Unlike the Democratic presidential candidates, McCain is opposed to renegotiating the so-called free trade agreements that have resulted in 3.7-million U.S. manufacturing jobs being lost in the past 10 years -- a major factor in Michigan being one of only two states to lose jobs in the same period. These are the same pro-business policies that have helped make it so difficult for working-class Americans to make a living.

Our country's history proves that a sure way to counteract income disparity is through unions. For example, economic distribution was much more equal in the 1950s than it is today. Then, the middle class thrived in part because more workers were union members. A correlation developed during the past several decades. As unionization rates have decreased, income disparity and companies' aggression against workers who seek to form a union have increased.

Being a union member creates opportunities for workers to build power.
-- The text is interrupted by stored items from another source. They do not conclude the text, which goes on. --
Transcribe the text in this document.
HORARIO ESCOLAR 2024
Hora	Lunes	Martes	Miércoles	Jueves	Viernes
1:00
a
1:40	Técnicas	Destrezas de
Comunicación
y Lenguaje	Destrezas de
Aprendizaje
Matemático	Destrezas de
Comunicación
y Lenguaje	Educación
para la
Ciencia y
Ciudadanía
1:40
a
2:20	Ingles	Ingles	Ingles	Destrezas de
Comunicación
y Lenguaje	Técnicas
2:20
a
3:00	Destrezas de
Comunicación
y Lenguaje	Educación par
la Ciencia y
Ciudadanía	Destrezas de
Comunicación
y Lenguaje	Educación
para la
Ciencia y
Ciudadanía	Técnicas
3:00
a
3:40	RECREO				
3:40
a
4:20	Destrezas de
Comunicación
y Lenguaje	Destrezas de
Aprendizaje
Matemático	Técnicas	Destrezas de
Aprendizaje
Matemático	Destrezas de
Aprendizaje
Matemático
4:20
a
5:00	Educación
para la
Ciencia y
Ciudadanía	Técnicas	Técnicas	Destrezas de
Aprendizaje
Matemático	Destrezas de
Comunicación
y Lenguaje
Our new president must recognize this and push to sign the Employee Free Choice Act, or EFCA, which will allow workers to build a union free from an employer's anti-worker campaign -- when a majority of workers at a company signs cards, a union is formed.

An example of this happened earlier in the year, when more than 11,000 UPS Freight workers across the country signed cards and became Teamsters. This UPS subsidiary is the former Overnight, operated by an anti-union executive who refused to honor his employees' choice to become union members. Within the past 30 days, the workers overwhelmingly ratified a new national contract, as did some 7,000 workers at DHL Express facilities.

"We protected what we already had and we've gained more." said Patti McGuckin, a dock agent and 20-year Teamster at the Detroit DHL Express facility. "We're getting wage increases, and our pension and health-and-welfare plans are protected. In today's economy, especially here in Detroit, that means a lot."

McGuckin and other working-class Americans deserve elected officials who understand the American dream: to work a full-time job and earn wages and benefits that will support them and their families.

- James P. Hoffa is president of the International Brotherhood of Teamsters.